There is a note on an inventor’s notebook that is considered the Big Bang of the electronic age. This is the sentence written by William Bradford Shockley on December 29, 1939. Shockley was an Anglo-American physicist and engineer (born in London to American parents). He was 29 that day and wrote: “It has today occurred to me that an amplifier using semiconductors rather than vacuum is in principle possible”.
Era the intuition from which he would develop the transistors and thanks to which in 1956 he won the Nobel Prize for Physics in 1956 (with John Bardeen and Walter Brattain), paving the way for the miniaturization of electronics. In those days, in fact, large and inefficient tube tubes were used, which will be replaced by transistors.

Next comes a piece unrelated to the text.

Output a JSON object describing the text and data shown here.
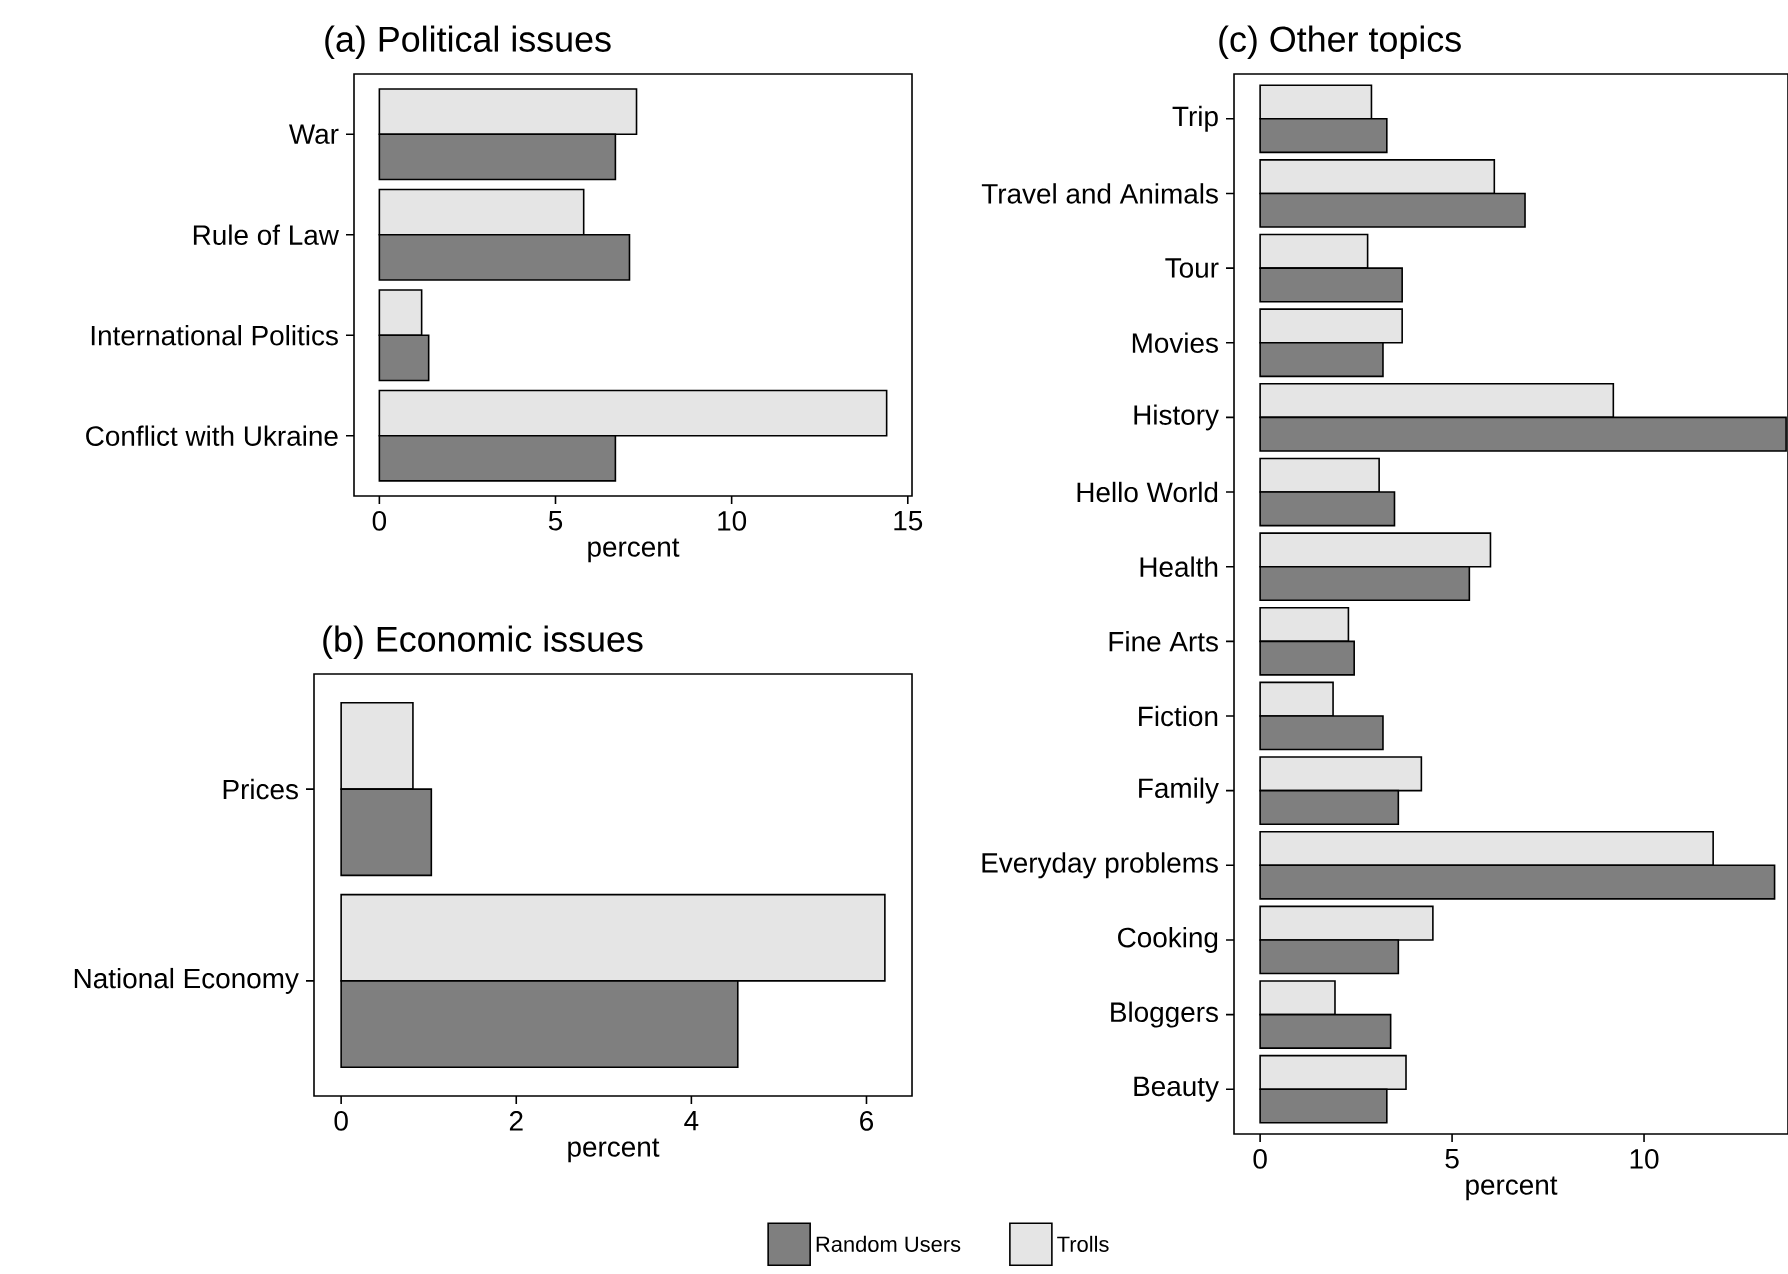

Shockley, however, is a controversial figure. In the biography dedicated to him, entitled Broken Genius, it is said that on the one hand he was fundamental to affirm electronics, first by making transistors at Bell Laboratories in New Jersey, and then as a pioneer-entrepreneur of semiconductors in California; but he is also known for his racist theories of intelligence. In the 1960s, using Nobel fame, he waged a battle for eugenics, arguing that intelligence was hereditary, that blacks were less intelligent of whites and that they should be prevented from having children. But these were the years of Martin Luther King and the battles of the civil rights movement and Shockley’s reputation was destroyed.